Home > Bible Prophecy, dispensationalism, eschatology, Israel, John MacArthur, premillennialism, Worldview > Bible Prophecy and Practical Christian Living

Bible Prophecy and Practical Christian Living


Again and again in my Bible study I encounter exhortations to holy living, in the light of our understanding of the prophetic word: from J.C. Ryle, S. Lewis Johnson, John MacArthur, David Jeremiah, etc.  Certainly I can see some change within my own thoughts, over the last two years, as I continually conform my thoughts to the word of God (Romans 12:2) and appreciate the wonders of what God has revealed in His word.

Specifically, I can more readily accept the hardships and craziness of our world, knowing what the future holds.  During a recent spell of extremely hot weather, for instance, I remembered Romans 8:20-21, the promise from God that the creation itself will one day be restored to how it was in the original perfect creation, and what awaits during that glorious Millennial Kingdom age when the weather patterns will no longer bring extreme heat and cold, or the terrible natural disasters; the ground will yield forth food instead of the thistles and thorns brought about in the curse.  Just as we await the redemption of our bodies, so the creation itself will be liberated from its bondage.  Such understanding brings God’s grace to patiently endure the heat which I used to complain too much about.

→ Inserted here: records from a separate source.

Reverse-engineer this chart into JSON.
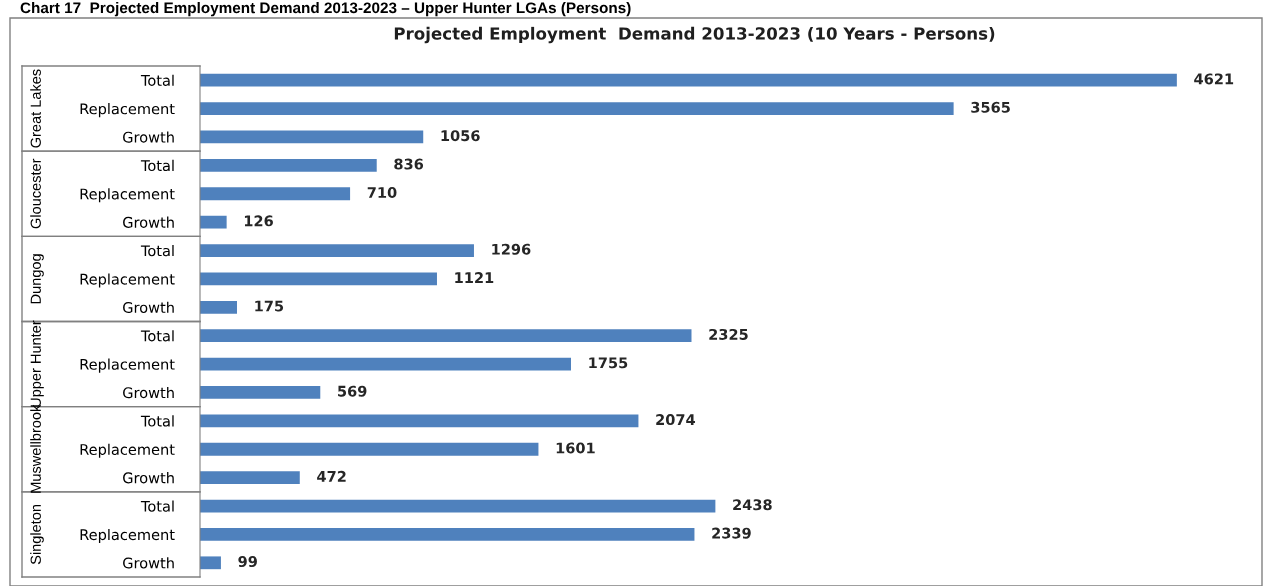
{
  "chart_data": {
    "type": "bar",
    "orientation": "horizontal",
    "title": "Projected Employment  Demand 2013-2023 (10 Years - Persons)",
    "categories": [
      "Total",
      "Replacement",
      "Growth",
      "Total",
      "Replacement",
      "Growth",
      "Total",
      "Replacement",
      "Growth",
      "Total",
      "Replacement",
      "Growth",
      "Total",
      "Replacement",
      "Growth",
      "Total",
      "Replacement",
      "Growth"
    ],
    "values": [
      4621,
      3565,
      1056,
      836,
      710,
      126,
      1296,
      1121,
      175,
      2325,
      1755,
      569,
      2074,
      1601,
      472,
      2438,
      2339,
      99
    ],
    "color": "#4f81bd",
    "data_labels": true,
    "grid": false,
    "legend": false,
    "tick_labels": "y",
    "annotations": [
      "Chart 17  Projected Employment Demand 2013-2023 – Upper Hunter LGAs (Persons)",
      "Great Lakes",
      "Gloucester",
      "Dungog",
      "Upper Hunter",
      "Muswellbrook",
      "Singleton"
    ]
  }
}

Another area of difference:  understanding the seeming craziness of the world and the rise and fall of nations, and the true nature of the visible Church.  Certainly God’s word in general (basic evangelical gospel) tells us to trust God, that He is in control of the big things as well as our lives, and that He is the one who appoints the governments and leaders, and one day we’ll die and go to be with God in heaven.  Without the added understanding from prophecy, though, it is much harder to accept the specifics of the things we actually see going on in the world.  I first started learning about the rise and fall of nations from reading John MacArthur’s sermon series through the book of Daniel in early 2009, a new, biblical perspective contrary to the popular “Christian America” moral message I imbibed during my early Christian years.

What I now realize that the Bible has to say concerning the future of certain locations — especially Israel, Asia (its very large population), and Babylon — makes perfect sense of the rapidly increasing decline of the U.S., and of the U.S.’s now declining relationship with Israel.  It even makes sense of specific news items, such as what I found so disturbing a few years ago: that the U.S. was sending mega-bucks of our taxpayer money over to Iraq to rebuild its economy, even subsidizing its economy with cheap gasoline at the pump.  When I consider the amazing implied prophecy in Revelation 11:9-12, that the Bible predicted over 1900 years ago a world that would have instant, worldwide communication including the transmission of visual images, I am that much more awestruck by our great God.

That the Bible predicts great apostasy within the visible Church, and increasing apostasy as the end nears, gives me peace of mind concerning the reality observed in the Church today, in contrast to the optimistic kingdom (as in the Church is the Kingdom) language that so popularly expresses the misconception of many confused believers.

Understanding what God’s word has to say regarding the believer’s rewards compels me toward holy and righteous living — not as though my salvation were dependent on works, but to “work out your salvation with fear and trembling,” recognizing the need to redeem the time, since we must give account to God for how we used our gifts and spent our time — not in frivolous things of no value (wood, hay, straw), but in those things which build up God’s people and glorify Him (gold and silver).  John MacArthur’s emphasis on the value of studying and meditating on the things of God, and the great reward ahead for those who do so — a reward that will include greater capacity to know, enjoy and love God — is an encouragement to persevere toward that end, to run the race to win the prize.

By contrast, the anti-futurist Christian view emphasizes the equality of all believers in Christ without distinctions, a view that is actually quite uncomfortable with the idea of rewards or differences among believers (as I even heard one such preacher admit recently): we’re all equal, the Church has replaced Israel, and we will be judged along with unbelievers at the Great White Throne — to show that we’re just as guilty as them but for the blood of Jesus.  Yet such incomplete and unbiblical teaching lacks the extra motivation (the believer’s rewards) — provided by the study of biblical eschatology — toward holy living in believers, instead destroying our great blessed hope of our Lord’s imminent return for His people (1 Thess. 4:17-18, John 14:3).  Truly, God’s word including the prophetic picture is a great blessing that God has revealed to us, and those who endeavor to search and study the scriptures will gain this blessing (Revelation 1:3) and not be disappointed.